Banana (Musa spec.)

Musa_mani Peter Nick
The magnificent flower stands of the banana (here Musa manii) show flowers at the same time as maturating fruits.
Musa_acuminata Peter Nick
The domestication history of bananas (here Musa acuminata) probably began in Papua-New Guinea.

When our plants begin to hibernate, some plants in the greenhouse just start. The bananas unfold their magnificent flowers and start to fruit. Especially in the water lily house the giant and exotic flowers can be admired along with different stages of fruiting. The fruits of Musa acuminata are even edible and form already at a time, when the tip of the stand still flowers. The fruits align with gravity – this so called gravitropism is, thus, the response to the famous question, why bananas are bent. The bananas, which we buy in the supermarket, are hybrids with a genetic problem: they are triploid (they do not harbour two chromosome sets, one from each, father and mother, but tree) and therefore are sterile. Therefore, the seeds in cultivated bananas do not develop and are just seen as slight taint in the cross section. Most of the roughly 100 wild species form instead hard and quite large (around 2-3 cm diameter) seeds.
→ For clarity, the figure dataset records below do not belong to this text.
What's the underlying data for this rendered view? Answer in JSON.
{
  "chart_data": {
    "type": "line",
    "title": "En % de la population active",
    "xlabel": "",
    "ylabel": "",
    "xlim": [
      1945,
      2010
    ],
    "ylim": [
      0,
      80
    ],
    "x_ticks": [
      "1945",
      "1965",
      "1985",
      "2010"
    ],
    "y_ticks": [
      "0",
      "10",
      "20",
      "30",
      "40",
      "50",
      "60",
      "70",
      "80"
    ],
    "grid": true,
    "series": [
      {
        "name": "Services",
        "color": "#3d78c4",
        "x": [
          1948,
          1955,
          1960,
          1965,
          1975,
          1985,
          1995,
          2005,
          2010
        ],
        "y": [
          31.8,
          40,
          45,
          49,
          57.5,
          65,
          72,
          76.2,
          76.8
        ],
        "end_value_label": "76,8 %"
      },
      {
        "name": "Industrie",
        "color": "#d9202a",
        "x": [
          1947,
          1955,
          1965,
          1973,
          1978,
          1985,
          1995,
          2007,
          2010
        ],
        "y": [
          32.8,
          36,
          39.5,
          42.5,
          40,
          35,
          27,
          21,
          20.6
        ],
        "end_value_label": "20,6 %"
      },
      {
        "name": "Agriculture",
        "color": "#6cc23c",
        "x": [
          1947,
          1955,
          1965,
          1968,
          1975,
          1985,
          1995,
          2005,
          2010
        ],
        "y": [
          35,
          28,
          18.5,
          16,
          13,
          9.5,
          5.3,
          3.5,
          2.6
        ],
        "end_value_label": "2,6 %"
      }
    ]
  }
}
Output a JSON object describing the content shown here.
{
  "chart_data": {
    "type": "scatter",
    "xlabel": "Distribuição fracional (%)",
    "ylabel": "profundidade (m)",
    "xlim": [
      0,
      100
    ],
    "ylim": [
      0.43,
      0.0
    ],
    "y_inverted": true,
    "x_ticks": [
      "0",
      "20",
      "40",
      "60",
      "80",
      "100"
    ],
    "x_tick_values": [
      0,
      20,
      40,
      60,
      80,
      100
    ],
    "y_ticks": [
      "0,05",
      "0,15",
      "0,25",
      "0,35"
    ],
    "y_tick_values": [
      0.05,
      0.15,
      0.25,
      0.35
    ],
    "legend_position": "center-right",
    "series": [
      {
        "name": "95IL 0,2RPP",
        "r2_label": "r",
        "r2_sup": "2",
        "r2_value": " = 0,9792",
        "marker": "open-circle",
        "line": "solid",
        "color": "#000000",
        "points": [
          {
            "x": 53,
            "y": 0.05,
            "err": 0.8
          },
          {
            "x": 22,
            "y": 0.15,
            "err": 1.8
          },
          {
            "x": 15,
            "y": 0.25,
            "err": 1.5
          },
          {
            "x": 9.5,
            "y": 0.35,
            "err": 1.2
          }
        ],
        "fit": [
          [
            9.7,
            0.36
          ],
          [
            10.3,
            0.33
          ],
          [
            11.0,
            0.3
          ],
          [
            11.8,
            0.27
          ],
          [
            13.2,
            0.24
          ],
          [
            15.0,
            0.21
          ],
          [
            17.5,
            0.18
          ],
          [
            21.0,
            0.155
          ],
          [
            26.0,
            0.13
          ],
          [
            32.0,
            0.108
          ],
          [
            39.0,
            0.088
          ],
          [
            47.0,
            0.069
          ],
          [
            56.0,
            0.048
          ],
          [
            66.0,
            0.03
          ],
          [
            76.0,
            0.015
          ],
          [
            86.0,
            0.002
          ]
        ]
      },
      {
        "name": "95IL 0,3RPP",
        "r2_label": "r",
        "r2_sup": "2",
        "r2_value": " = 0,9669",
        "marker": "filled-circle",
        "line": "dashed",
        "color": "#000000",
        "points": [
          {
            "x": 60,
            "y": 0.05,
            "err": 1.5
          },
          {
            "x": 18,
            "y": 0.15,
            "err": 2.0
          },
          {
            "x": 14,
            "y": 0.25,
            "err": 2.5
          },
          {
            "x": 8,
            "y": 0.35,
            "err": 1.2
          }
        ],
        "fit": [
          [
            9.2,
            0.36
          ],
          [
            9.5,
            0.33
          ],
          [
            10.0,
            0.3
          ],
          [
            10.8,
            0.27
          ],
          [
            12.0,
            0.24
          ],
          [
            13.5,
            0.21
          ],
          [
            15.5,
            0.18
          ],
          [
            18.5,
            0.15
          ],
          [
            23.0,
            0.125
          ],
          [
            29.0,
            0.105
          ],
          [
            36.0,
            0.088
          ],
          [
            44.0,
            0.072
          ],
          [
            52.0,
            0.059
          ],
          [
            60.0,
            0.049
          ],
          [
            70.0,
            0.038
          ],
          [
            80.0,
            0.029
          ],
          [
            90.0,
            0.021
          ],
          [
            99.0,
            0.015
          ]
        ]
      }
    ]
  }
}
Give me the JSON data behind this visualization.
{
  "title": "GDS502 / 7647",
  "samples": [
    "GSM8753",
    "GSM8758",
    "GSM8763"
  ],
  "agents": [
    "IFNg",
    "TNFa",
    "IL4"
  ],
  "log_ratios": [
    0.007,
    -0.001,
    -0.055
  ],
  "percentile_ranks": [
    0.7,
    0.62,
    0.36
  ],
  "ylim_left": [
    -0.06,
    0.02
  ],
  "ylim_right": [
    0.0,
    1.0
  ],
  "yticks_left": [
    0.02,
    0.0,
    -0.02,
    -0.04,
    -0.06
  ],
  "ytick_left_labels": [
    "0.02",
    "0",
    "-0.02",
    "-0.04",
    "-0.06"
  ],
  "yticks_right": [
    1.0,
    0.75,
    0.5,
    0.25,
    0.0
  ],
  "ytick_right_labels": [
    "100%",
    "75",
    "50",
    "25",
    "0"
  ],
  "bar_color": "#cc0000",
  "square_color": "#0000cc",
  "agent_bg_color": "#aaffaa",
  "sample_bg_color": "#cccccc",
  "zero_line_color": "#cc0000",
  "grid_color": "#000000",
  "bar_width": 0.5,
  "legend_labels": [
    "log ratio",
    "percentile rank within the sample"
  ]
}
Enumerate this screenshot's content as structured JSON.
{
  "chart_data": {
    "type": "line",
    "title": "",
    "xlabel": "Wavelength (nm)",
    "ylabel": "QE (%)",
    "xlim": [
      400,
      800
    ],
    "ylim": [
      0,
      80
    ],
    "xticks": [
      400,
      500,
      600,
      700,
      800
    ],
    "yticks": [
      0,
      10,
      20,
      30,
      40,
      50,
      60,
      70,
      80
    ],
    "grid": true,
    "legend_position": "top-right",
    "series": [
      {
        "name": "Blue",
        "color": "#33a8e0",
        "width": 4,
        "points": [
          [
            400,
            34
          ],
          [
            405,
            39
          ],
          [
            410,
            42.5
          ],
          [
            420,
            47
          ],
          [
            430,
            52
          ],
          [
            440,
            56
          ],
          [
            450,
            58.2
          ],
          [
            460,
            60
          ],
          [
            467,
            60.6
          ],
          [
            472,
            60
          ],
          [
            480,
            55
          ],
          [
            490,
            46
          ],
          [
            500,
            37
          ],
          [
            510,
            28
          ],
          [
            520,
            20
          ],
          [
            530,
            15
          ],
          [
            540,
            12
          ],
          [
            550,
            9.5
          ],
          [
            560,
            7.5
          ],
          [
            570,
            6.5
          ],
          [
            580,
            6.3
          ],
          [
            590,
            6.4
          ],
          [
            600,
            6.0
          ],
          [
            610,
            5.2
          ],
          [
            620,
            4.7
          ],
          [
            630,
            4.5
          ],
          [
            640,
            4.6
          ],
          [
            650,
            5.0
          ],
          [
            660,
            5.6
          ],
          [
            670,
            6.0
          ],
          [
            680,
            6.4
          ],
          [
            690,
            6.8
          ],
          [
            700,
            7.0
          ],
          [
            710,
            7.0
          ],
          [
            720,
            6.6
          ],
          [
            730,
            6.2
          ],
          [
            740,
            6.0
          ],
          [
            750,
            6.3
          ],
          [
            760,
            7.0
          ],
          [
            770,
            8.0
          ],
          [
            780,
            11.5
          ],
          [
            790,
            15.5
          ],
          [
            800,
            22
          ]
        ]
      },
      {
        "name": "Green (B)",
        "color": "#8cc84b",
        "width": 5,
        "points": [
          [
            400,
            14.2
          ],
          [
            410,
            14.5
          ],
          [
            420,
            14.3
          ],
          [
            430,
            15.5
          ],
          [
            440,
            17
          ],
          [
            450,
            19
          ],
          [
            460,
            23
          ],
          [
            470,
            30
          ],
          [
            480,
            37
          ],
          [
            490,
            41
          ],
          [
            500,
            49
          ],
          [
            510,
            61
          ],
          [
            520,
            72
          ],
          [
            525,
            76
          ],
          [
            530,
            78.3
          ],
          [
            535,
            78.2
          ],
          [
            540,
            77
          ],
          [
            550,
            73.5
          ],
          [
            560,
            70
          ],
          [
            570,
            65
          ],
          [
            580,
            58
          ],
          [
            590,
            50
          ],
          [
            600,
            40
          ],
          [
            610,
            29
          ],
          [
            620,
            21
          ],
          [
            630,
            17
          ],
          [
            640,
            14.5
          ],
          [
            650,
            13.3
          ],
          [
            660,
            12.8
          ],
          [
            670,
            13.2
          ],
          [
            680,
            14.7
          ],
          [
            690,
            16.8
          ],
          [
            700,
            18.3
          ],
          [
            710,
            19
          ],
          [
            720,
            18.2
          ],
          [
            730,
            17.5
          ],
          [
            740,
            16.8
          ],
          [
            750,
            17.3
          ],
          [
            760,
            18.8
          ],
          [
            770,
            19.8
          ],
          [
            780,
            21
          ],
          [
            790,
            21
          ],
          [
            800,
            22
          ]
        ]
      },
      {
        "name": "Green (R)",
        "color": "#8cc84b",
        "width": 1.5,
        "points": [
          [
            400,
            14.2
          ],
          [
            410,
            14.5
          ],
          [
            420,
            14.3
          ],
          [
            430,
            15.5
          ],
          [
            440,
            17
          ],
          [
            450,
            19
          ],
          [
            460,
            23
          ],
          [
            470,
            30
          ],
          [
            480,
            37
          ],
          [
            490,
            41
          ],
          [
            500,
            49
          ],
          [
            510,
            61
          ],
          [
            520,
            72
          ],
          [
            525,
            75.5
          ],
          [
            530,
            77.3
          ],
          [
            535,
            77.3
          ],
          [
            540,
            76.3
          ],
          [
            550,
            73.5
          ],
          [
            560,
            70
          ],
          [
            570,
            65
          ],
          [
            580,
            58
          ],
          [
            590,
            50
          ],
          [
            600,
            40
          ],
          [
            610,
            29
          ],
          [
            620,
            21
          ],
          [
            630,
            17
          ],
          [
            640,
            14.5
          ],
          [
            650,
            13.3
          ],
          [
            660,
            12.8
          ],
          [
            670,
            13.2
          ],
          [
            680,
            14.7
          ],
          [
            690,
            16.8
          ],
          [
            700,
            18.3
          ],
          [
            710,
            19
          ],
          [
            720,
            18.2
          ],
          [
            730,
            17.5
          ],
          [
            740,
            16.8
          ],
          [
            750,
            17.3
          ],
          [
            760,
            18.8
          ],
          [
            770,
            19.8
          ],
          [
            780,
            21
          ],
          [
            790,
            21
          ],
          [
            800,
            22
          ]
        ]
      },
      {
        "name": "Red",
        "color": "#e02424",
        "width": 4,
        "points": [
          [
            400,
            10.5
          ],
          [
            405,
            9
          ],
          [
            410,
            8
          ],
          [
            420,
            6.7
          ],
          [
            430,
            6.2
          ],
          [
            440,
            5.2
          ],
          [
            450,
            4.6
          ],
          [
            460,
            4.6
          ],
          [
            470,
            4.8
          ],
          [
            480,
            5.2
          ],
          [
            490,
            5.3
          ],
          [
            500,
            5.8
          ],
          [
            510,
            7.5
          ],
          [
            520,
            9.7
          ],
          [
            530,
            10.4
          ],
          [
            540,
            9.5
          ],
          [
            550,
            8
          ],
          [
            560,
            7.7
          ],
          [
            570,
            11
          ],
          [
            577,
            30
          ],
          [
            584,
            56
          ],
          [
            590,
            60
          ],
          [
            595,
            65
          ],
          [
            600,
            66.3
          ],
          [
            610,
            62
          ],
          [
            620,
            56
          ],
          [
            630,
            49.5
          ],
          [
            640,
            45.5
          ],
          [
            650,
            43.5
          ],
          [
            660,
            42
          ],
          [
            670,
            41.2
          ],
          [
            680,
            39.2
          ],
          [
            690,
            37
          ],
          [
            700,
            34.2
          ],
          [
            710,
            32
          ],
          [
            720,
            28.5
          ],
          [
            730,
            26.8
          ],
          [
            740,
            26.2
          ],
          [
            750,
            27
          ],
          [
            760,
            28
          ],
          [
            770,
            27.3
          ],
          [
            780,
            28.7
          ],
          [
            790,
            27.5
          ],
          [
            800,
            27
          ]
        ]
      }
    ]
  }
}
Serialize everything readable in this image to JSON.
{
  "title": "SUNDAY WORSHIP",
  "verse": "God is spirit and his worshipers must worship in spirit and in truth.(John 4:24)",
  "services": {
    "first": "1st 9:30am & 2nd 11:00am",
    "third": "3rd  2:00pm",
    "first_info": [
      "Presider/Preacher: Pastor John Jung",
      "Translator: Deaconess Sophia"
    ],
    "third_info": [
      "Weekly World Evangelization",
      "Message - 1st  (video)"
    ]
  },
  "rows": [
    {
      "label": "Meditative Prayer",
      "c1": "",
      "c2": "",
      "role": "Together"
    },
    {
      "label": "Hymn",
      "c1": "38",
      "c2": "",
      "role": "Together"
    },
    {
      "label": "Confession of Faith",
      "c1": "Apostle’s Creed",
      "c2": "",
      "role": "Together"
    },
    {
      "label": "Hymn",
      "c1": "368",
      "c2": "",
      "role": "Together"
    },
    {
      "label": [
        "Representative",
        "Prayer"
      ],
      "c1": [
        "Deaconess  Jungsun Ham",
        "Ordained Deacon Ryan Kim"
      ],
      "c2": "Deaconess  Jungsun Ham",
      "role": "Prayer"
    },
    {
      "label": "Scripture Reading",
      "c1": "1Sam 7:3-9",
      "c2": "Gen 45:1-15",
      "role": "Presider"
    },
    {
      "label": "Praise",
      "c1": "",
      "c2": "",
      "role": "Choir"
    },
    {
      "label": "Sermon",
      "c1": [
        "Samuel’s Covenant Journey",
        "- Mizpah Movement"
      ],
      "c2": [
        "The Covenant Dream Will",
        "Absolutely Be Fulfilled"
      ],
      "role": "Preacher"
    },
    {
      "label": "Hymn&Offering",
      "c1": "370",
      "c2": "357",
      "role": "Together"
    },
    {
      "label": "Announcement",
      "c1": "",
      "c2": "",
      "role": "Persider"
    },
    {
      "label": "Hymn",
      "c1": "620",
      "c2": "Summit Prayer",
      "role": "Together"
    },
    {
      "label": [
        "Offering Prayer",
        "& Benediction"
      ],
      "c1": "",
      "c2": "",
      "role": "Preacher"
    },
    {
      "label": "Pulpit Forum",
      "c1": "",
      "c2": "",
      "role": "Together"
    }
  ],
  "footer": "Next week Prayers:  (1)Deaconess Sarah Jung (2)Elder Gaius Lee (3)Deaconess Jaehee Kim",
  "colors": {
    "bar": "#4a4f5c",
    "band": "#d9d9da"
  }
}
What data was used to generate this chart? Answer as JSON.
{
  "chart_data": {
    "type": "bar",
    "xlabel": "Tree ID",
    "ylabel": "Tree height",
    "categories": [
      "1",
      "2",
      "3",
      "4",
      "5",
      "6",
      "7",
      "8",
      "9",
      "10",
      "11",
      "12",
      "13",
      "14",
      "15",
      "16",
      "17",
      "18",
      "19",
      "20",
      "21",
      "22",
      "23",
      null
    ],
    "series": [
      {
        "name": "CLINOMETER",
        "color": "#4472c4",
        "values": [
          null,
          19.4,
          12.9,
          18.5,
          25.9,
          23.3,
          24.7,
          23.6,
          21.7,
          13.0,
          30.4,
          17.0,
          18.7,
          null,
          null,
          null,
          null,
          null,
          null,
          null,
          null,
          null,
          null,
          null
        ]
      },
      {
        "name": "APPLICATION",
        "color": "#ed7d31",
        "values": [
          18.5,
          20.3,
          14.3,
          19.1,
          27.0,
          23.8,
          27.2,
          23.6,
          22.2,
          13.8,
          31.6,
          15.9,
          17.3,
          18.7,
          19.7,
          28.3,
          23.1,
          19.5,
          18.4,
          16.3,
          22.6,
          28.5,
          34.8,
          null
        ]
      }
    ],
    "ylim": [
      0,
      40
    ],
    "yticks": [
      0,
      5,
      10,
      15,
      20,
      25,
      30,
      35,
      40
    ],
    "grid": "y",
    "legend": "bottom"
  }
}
Maybe, you have asked yourself, how one can then propagate bananas? Like other monocots, they form underground shoots, so called rhizomes that generate new individuals. In the plantations the shoots that have produced fruits are, therefore, simply cut, which stimulates the sprouting of new shoots. When you cut the fruit across, you still can see that the banana has a threefold symmetry, what reports the relationship with other monocots, such as our tulips or lilies.

Where to find them: water lily house and palm house.